Evet, uçak yolculuğuna olan ilginin arttığı bir gerçek, ancak burada farklı bir takım açılımlar da olmalı bence. Atılabilecek en önemli adımlardan biri fiyata göre değişmez "vergi" yapısının bir şekilde dönüştürülmesi ve fiyata duyarlı bir hale getirilmesi. Yani düşük fiyata düşük vergi anlayışı olmalı.
Öte yandan vergi kalemlerine bakıldığında, akaryakıt harcı, KDV ve havalimanı giriş bedeli gibi değişik adlar altında alınan, ancak vergi kalemi altında toplanan tutarların aşağı çekilmesi, sonuç itibariyle tüketiciye yansıtılacak miktarlarda da düşüşe neden olur. Uçak kullanımı daha da alt gelir grubuna yayılabilir.

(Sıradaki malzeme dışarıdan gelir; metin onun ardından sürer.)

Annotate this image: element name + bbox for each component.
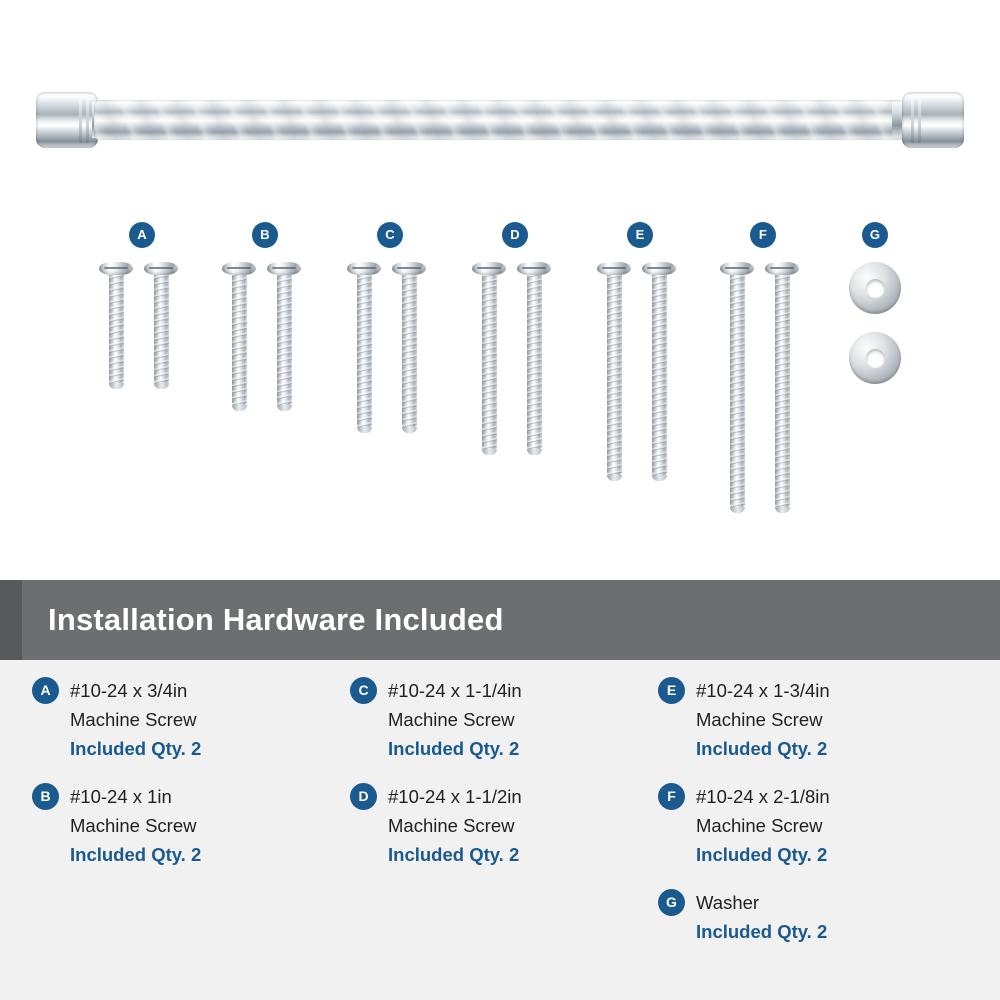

Kentte kısa ama hızlı bir tura başlıyoruz. Tipik bir Anadolu kenti. Temiz yüzlü ama genelde muhafakazar bir yapı. 1939 yılında yaşanan deprem felaketi kentin tarihini, geçmişi adeta silmiş süpürmüş. 39'dan sonra yeni bir Erzincan kurulmuş. Deprem öncesinden sadece iki metruk yapı kalmış. Bir şehir için ne büyük felaket değil mi?
Elbetteki bütün Anadolu şehirleri bizim için sevimli ama Erzincanımız bana bir cazibe merkezi gibi gelmedi açıkcası. Bir doğa harikası olan Girlevik Şelalesi ve Ekşisu mesire yerini gezdik. Bir de "bilişim merkezi"ni, yani bildiğiniz çağrı merkezi.
Dönüş yolculuğunda İzmir ve Erzincan'ı şöyle bir kıyasladım. Evet, Erzincan'ın bir "bakan"ı var, ancak kenti cazibe merkezi haline getirebilecek yaratıcı, yenilikçi, aktif, proje geliştiren ve uygulayan sivil inisiyatifleri yokmuş gibi duruyor. İzmir'de ise hevesli çok, projeler havada uçuşuyor ancak kentin bir "bakan"ı yok.
Son söz olarak SunExpress için birşeyler söylemek isterim. Bir şirketi değerlendirirken önce yeni mezun adaylardan ne kadar iş başvurusu aldığına ikinci olarak da çalışanlarının yapısına bakarım.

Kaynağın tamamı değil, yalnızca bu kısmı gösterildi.